A combinação do lançamento de ETFs de bitcoin nos Estados Unidos com uma aceleração da criação de reservas corporativas da criptomoeda e aceitação por instituições tradicionais do mercado criaram um novo cenário para o ativo. Agora, ele não depende apenas da demanda do varejo.
Parizotto afirma que o impacto do halving no preço da criptomoeda "continua verdade em certa medida", mas está se enfraquecendo. "Hoje temos algo em torno de 20 milhões de bitcoins em circulação, perto de 95% do limite máximo de 21 milhões de unidades. Os próximos halvings ainda vão reduzir a taxa de emissão, mas o impacto marginal sobre o total agora é cada vez menor".
"O evento continua importante do ponto de vista de sustentar a tese de um ativo escasso, mas a sua capacidade de influenciar o preço por conta própria é cada vez menor", defende. Ao mesmo tempo, ele destaca que a demanda institucional pelo ativo surgiu como grande novidade, impactando o comportamento da criptomoeda.
"Quando isso acontece, a pergunta central deixa de ser 'quanto o halving corta da oferta?' e passa a ser 'como está o apetite institucional?'. Na prática, o halving continua relevante, mas deixa de ser o protagonista da história.", resume o analista.
E a tese do fim do ciclo de quatro do bitcoin passa ainda por outro dado relevante: conforme o bitcoin e as criptomoedas se integram mais ao mercado financeiro tradicional, eles passam a estar mais correlacionados com o ciclo econômico global.
Segundo Parizotto, "hoje, o comportamento do bitcoin se parece muito mais com o de outros ativos de risco globais: reage a expectativas de juros, inflação, liquidez global e política fiscal. Ele sofre com choques macroeconômicos, regulatórios e geopolíticos e é comprado e vendido em função de decisões de alocação de portfólio, e não apenas de narrativas".

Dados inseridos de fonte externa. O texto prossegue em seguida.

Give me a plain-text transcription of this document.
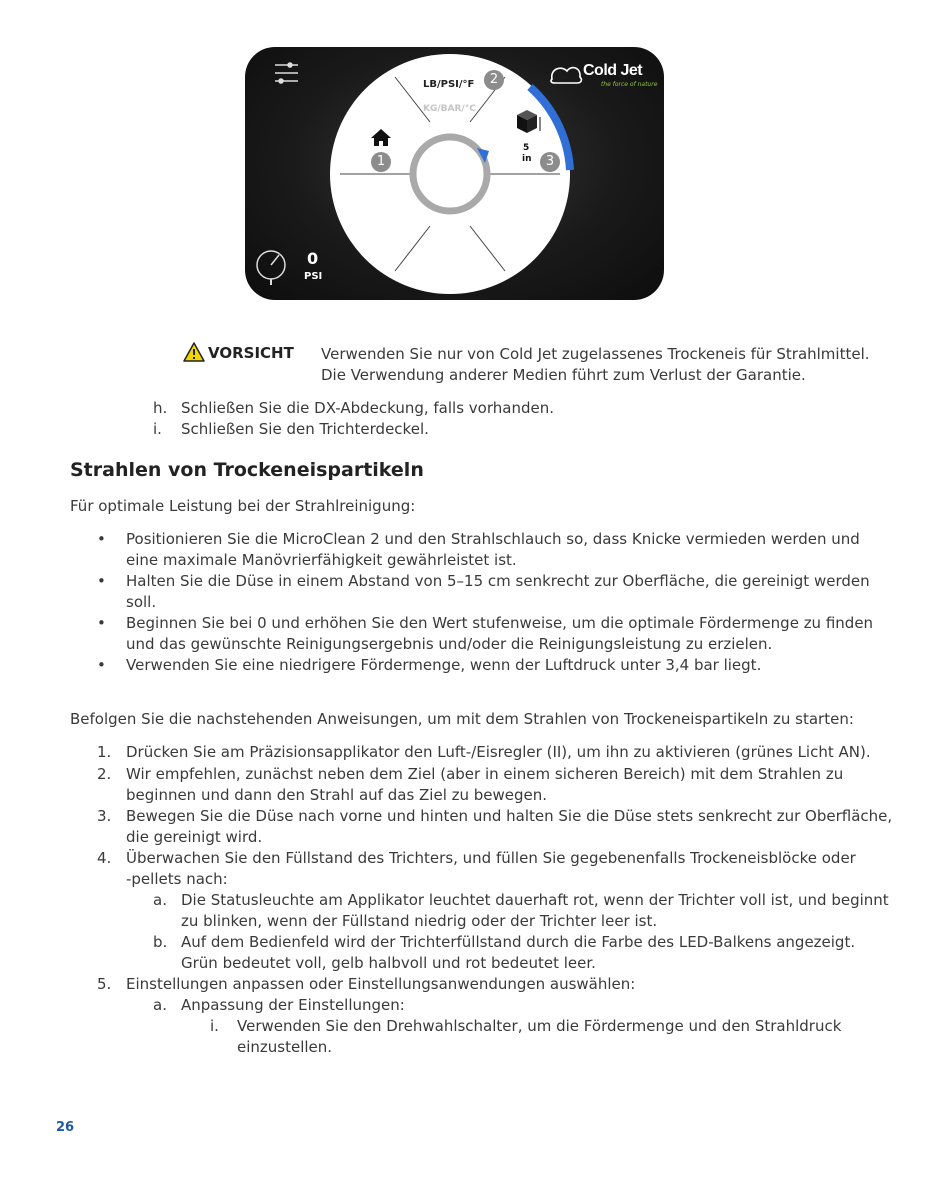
LB/PSI/°F
KG/BAR/°C
2
1	3
5
in
0
PSI
Cold Jet
the force of nature
VORSICHT Verwenden Sie nur von Cold Jet zugelassenes Trockeneis für Strahlmittel.
Die Verwendung anderer Medien führt zum Verlust der Garantie.
h. Schließen Sie die DX-Abdeckung, falls vorhanden.
i. Schließen Sie den Trichterdeckel.
Strahlen von Trockeneispartikeln
Für optimale Leistung bei der Strahlreinigung:
• Positionieren Sie die MicroClean 2 und den Strahlschlauch so, dass Knicke vermieden werden und
eine maximale Manövrierfähigkeit gewährleistet ist.
• Halten Sie die Düse in einem Abstand von 5–15 cm senkrecht zur Oberfläche, die gereinigt werden
soll.
• Beginnen Sie bei 0 und erhöhen Sie den Wert stufenweise, um die optimale Fördermenge zu finden
und das gewünschte Reinigungsergebnis und/oder die Reinigungsleistung zu erzielen.
• Verwenden Sie eine niedrigere Fördermenge, wenn der Luftdruck unter 3,4 bar liegt.
Befolgen Sie die nachstehenden Anweisungen, um mit dem Strahlen von Trockeneispartikeln zu starten:
1. Drücken Sie am Präzisionsapplikator den Luft-/Eisregler (II), um ihn zu aktivieren (grünes Licht AN).
2. Wir empfehlen, zunächst neben dem Ziel (aber in einem sicheren Bereich) mit dem Strahlen zu
beginnen und dann den Strahl auf das Ziel zu bewegen.
3. Bewegen Sie die Düse nach vorne und hinten und halten Sie die Düse stets senkrecht zur Oberfläche,
die gereinigt wird.
4. Überwachen Sie den Füllstand des Trichters, und füllen Sie gegebenenfalls Trockeneisblöcke oder
-pellets nach:
a. Die Statusleuchte am Applikator leuchtet dauerhaft rot, wenn der Trichter voll ist, und beginnt
zu blinken, wenn der Füllstand niedrig oder der Trichter leer ist.
b. Auf dem Bedienfeld wird der Trichterfüllstand durch die Farbe des LED-Balkens angezeigt.
Grün bedeutet voll, gelb halbvoll und rot bedeutet leer.
5. Einstellungen anpassen oder Einstellungsanwendungen auswählen:
a. Anpassung der Einstellungen:
i. Verwenden Sie den Drehwahlschalter, um die Fördermenge und den Strahldruck
einzustellen.
26
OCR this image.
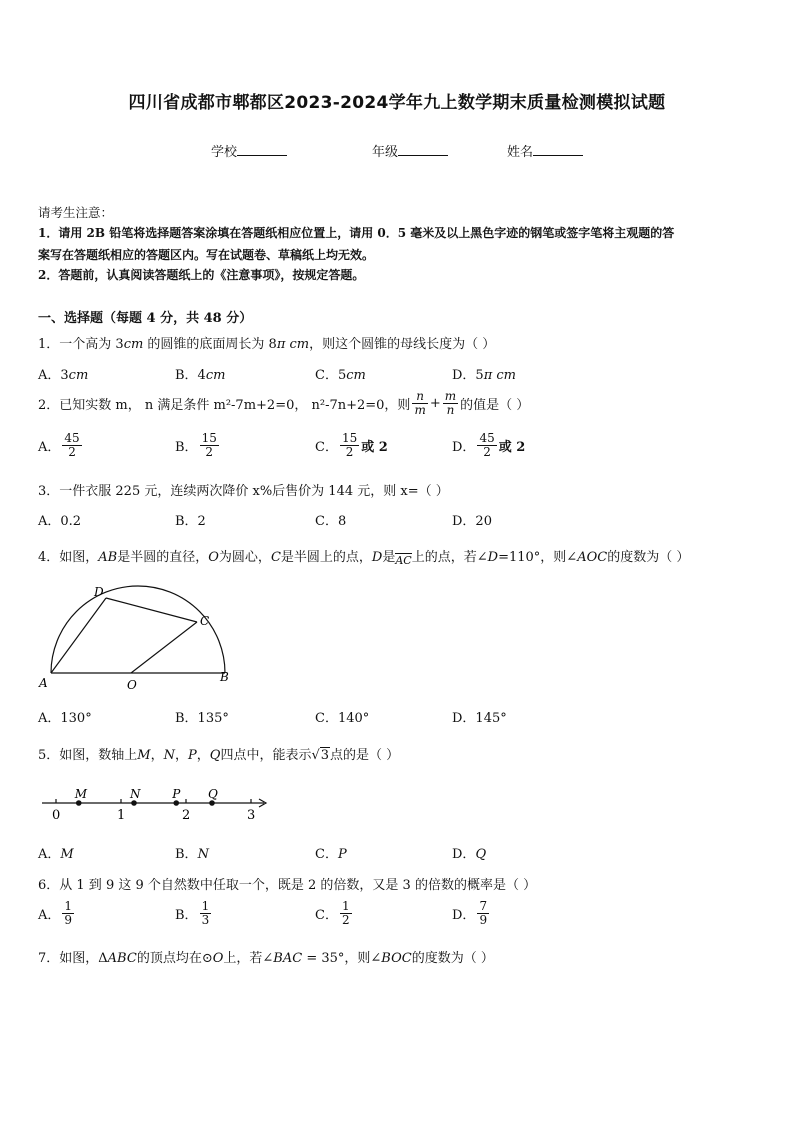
四川省成都市郫都区2023-2024学年九上数学期末质量检测模拟试题
学校	年级	姓名
请考生注意：
1．请用 2B 铅笔将选择题答案涂填在答题纸相应位置上，请用 0．5 毫米及以上黑色字迹的钢笔或签字笔将主观题的答
案写在答题纸相应的答题区内。写在试题卷、草稿纸上均无效。
2．答题前，认真阅读答题纸上的《注意事项》，按规定答题。
一、选择题（每题 4 分，共 48 分）
1．一个高为 3cm 的圆锥的底面周长为 8π cm，则这个圆锥的母线长度为（ ）
A．3cm	B．4cm	C．5cm	D．5π cm
2．已知实数 m， n 满足条件 m²-7m+2=0， n²-7n+2=0，则 $\frac{n}{m} + \frac{m}{n}$ 的值是（ ）
A． $\frac{45}{2}$	B． $\frac{15}{2}$	C． $\frac{15}{2}$ 或 2	D． $\frac{45}{2}$ 或 2
3．一件衣服 225 元，连续两次降价 x%后售价为 144 元，则 x=（ ）
A．0.2	B．2	C．8	D．20
4．如图，AB是半圆的直径，O为圆心，C是半圆上的点，D是$_{AC}$上的点，若∠D=110°，则∠AOC的度数为（ ）
A	B
C
D
O
A．130°	B．135°	C．140°	D．145°
5．如图，数轴上M，N，P，Q四点中，能表示√3点的是（ ）
0	1	2	3
M	N	P Q
A．M	B．N	C．P	D．Q
6．从 1 到 9 这 9 个自然数中任取一个，既是 2 的倍数，又是 3 的倍数的概率是（ ）
A． $\frac{1}{9}$	B． $\frac{1}{3}$	C． $\frac{1}{2}$	D． $\frac{7}{9}$
7．如图，ΔABC的顶点均在⊙O上，若∠BAC = 35°，则∠BOC的度数为（ ）
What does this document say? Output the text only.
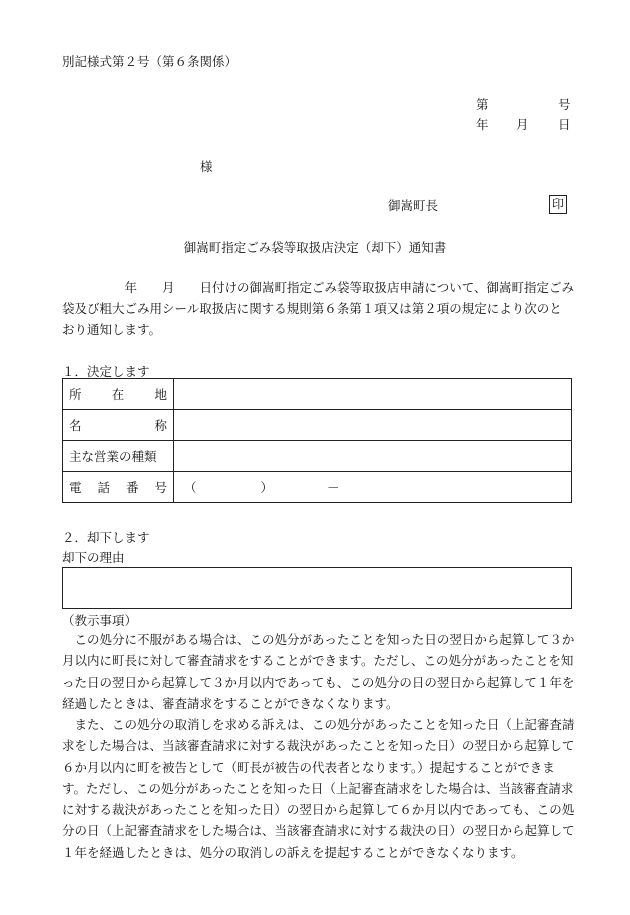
別記様式第２号（第６条関係）
第	号
年 月 日
様
御嵩町長	印
御嵩町指定ごみ袋等取扱店決定（却下）通知書
　　　　　年　　月　　日付けの御嵩町指定ごみ袋等取扱店申請について、御嵩町指定ごみ袋及び粗大ごみ用シール取扱店に関する規則第６条第１項又は第２項の規定により次のとおり通知します。
１．決定します
所 在 地	

名 称	

主な営業の種類	

電 話 番 号	（ ） －
２．却下します
却下の理由
（教示事項）

　この処分に不服がある場合は、この処分があったことを知った日の翌日から起算して３か月以内に町長に対して審査請求をすることができます。ただし、この処分があったことを知った日の翌日から起算して３か月以内であっても、この処分の日の翌日から起算して１年を経過したときは、審査請求をすることができなくなります。

　また、この処分の取消しを求める訴えは、この処分があったことを知った日（上記審査請求をした場合は、当該審査請求に対する裁決があったことを知った日）の翌日から起算して６か月以内に町を被告として（町長が被告の代表者となります。）提起することができます。ただし、この処分があったことを知った日（上記審査請求をした場合は、当該審査請求に対する裁決があったことを知った日）の翌日から起算して６か月以内であっても、この処分の日（上記審査請求をした場合は、当該審査請求に対する裁決の日）の翌日から起算して１年を経過したときは、処分の取消しの訴えを提起することができなくなります。
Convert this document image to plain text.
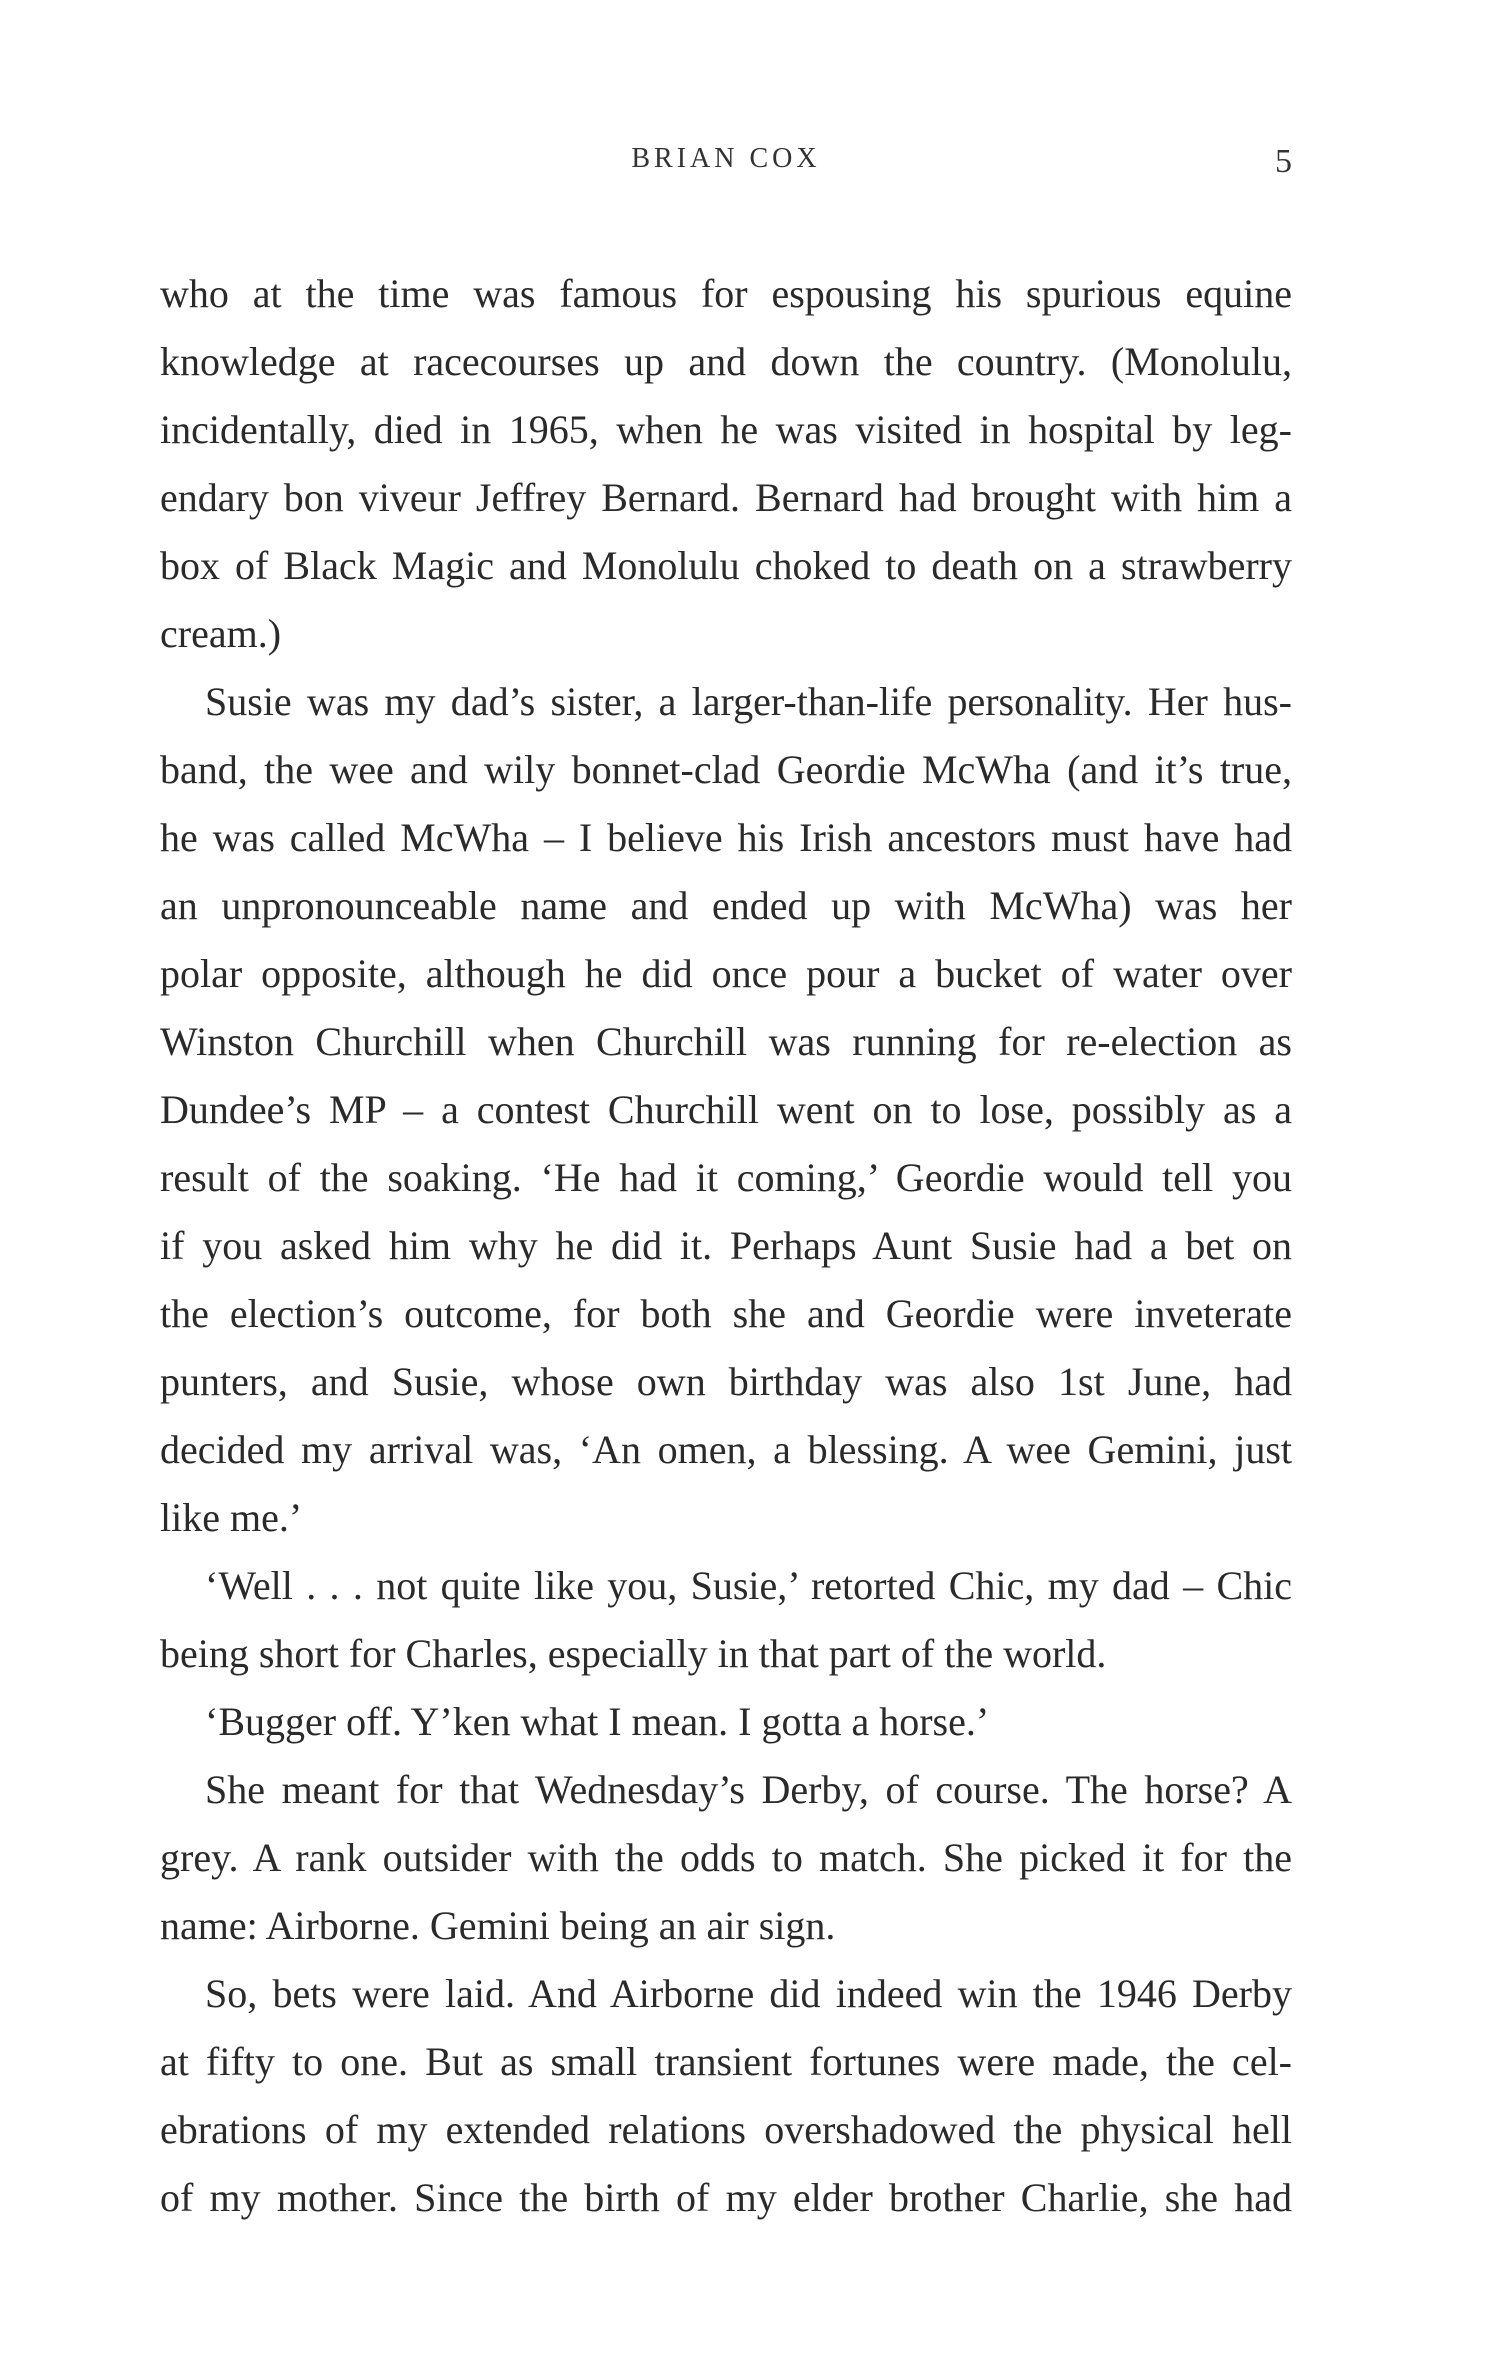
BRIAN COX	5
who at the time was famous for espousing his spurious equine
knowledge at racecourses up and down the country. (Monolulu,
incidentally, died in 1965, when he was visited in hospital by leg-
endary bon viveur Jeffrey Bernard. Bernard had brought with him a
box of Black Magic and Monolulu choked to death on a strawberry
cream.)
Susie was my dad’s sister, a larger-than-life personality. Her hus-
band, the wee and wily bonnet-clad Geordie McWha (and it’s true,
he was called McWha – I believe his Irish ancestors must have had
an unpronounceable name and ended up with McWha) was her
polar opposite, although he did once pour a bucket of water over
Winston Churchill when Churchill was running for re-election as
Dundee’s MP – a contest Churchill went on to lose, possibly as a
result of the soaking. ‘He had it coming,’ Geordie would tell you
if you asked him why he did it. Perhaps Aunt Susie had a bet on
the election’s outcome, for both she and Geordie were inveterate
punters, and Susie, whose own birthday was also 1st June, had
decided my arrival was, ‘An omen, a blessing. A wee Gemini, just
like me.’
‘Well . . . not quite like you, Susie,’ retorted Chic, my dad – Chic
being short for Charles, especially in that part of the world.
‘Bugger off. Y’ken what I mean. I gotta a horse.’
She meant for that Wednesday’s Derby, of course. The horse? A
grey. A rank outsider with the odds to match. She picked it for the
name: Airborne. Gemini being an air sign.
So, bets were laid. And Airborne did indeed win the 1946 Derby
at fifty to one. But as small transient fortunes were made, the cel-
ebrations of my extended relations overshadowed the physical hell
of my mother. Since the birth of my elder brother Charlie, she had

Por isso, o analista diz que a criptomoeda saiu de um "ciclo do halving" para um "ciclo macroeconômico", cujas fases de apetite e aversão a risco passam a ser mais determinantes para o seu preço. Foi isso que teria ocorrido, por exemplo, neste final de 2025.
"A expectativa não é que não existirão mais ciclo", mas sim que aquele ciclo quase determinístico de quatro anos ficou para trás. O último halving veio depois do bitcoin já ter renovado máximas históricas, algo inédito em relação aos ciclos anteriores. Também não vimos um movimento clássico com euforia descolada dos fundamentos, como observado em 2017 ou 2021", pontua.
Para Parizotto, "é até mesmo um pouco de ingenuidade achar que qualquer mercado, ainda mais um mercado global de trilhões de dólares, possa seguir ciclos rigidamente determinísticos, com data marcada para começo, meio e fim. Não existe um único fator impactando o preço. Existem dezenas de vetores atuando ao mesmo tempo, e o halving é só um deles".
Oyama, da Hashdex, explica que as mudanças observadas mostram que "ainda pode existir alguma influência cíclica [no preço do bitcoin], mas é natural que esses padrões evoluam à medida que o mercado amadurece. Em outras palavras, o halving segue relevante, mas os ciclos passados não devem ser vistos como um roteiro garantido para o futuro".
E isso exige uma nova forma de pensar para o investidor. Parizotto, da Mynt, acredita que o novo cenário exige quatro mudanças para os investidores:
"O bitcoin continua escasso, continua cíclico, mas agora se comporta cada vez mais como um ativo integrado ao sistema financeiro tradicional. E nesse mundo quem manda são os ciclos de liquidez e de economia real", resume o analista.